Поравнявшись с моей койкой, доктор прощупал пульс и, стараясь быть спокойным, сказал сочувственно:
— Ну вот и молодец. Скоро опять воевать будешь.
Для меня стало ясно, что я и те, кто не могут передвигаться, обрекаются на произвол судьбы.
В этом не было ничего необычного. Шла война, а на войне такие ситуации не только возможны, но и законны.
Мое сознание, только вчера ко мне вернувшееся, отчетливо воспроизвело весь ужас надвигающейся опасности.
Больные тем временем спешно ликвидировали могущие их скомпрометировать документы и литературу.
Бородач со сдвинутыми бровями протянул мне замусоленное письмо и коротко сказал:
— Почитай мне, братишка, может, нельзя оставлять.
Письмо по всей видимости было давнишнее.
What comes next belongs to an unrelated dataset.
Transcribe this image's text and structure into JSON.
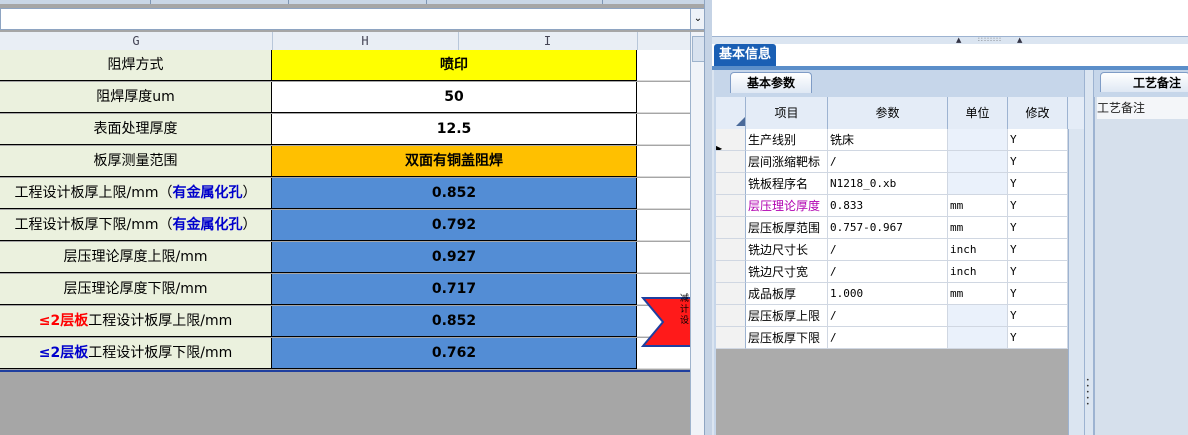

Начиналось оно с перечисления имен всех бойцов эскадрона, посылавших земляку «низкий привет». Помимо новостей общего порядка, в нем сообщалось, что «Дмитрий Пантелеймович ведут себя сурьезно, как полагается рабоче-крестьянскому бойцу. Намедни на Мирона Васильича из Тихорецкой с шашкой полезли за оскорбление Красной. Мирон Васильич на людях громогласно сказали, что не выстоять нашим супротив мериканцев, потому как у них все на еропланах ездиют, ровно в станице верхом. Шашку у них Мирон Васильич отобрали и маленько по затылку стукнули, чтобы не лезли на старших, одначе велели доглядеть за Дмитрий Пантелеймовичем, потому боец из него первый сорт выйдет — даром что молод».
Адресат слушал внимательно, хотя содержание прочитанного он знал, по всей вероятности, наизусть.
— Дмитрий Пантелеймович, Митька — это сынок мой. В армию за мной увязался. А годков ему, поди, и счас не боле шешнадцати наберется.
Он отвернулся, чтобы смахнуть непрошеную слезу, и стал рвать письмо на мелкие клочья.
К полудню канонада затихла. Солнечные зайчики весело прыгали по белым, окрашенным в масляную краску стенам. Гроздья акации висели над окнами, закрытыми и плотно занавешенными простынями.
Многих из обслуживающего персонала не было видно.
Неожиданно в палате появился один из врачей, очевидно, не успевший эвакуироваться. Лицо его было озабочено.
— Товарищи, необходимо сохранять спокойствие. Город оставлен нашими. С минуты на минуту сюда могут явиться поляки. Прошу вас быть с ними вежливыми. Бежать отсюда нельзя, да вы и не сможете.
Он вышел из палаты сгорбившись, с трудом волоча правую ногу.
Когда его фигура в последний раз мелькнула у двери, выходящей в коридор, двадцать пять беспомощных, изможденных болезнью людей остро почувствовали, как последняя связующая их с внешним, близким им миром нить порвалась.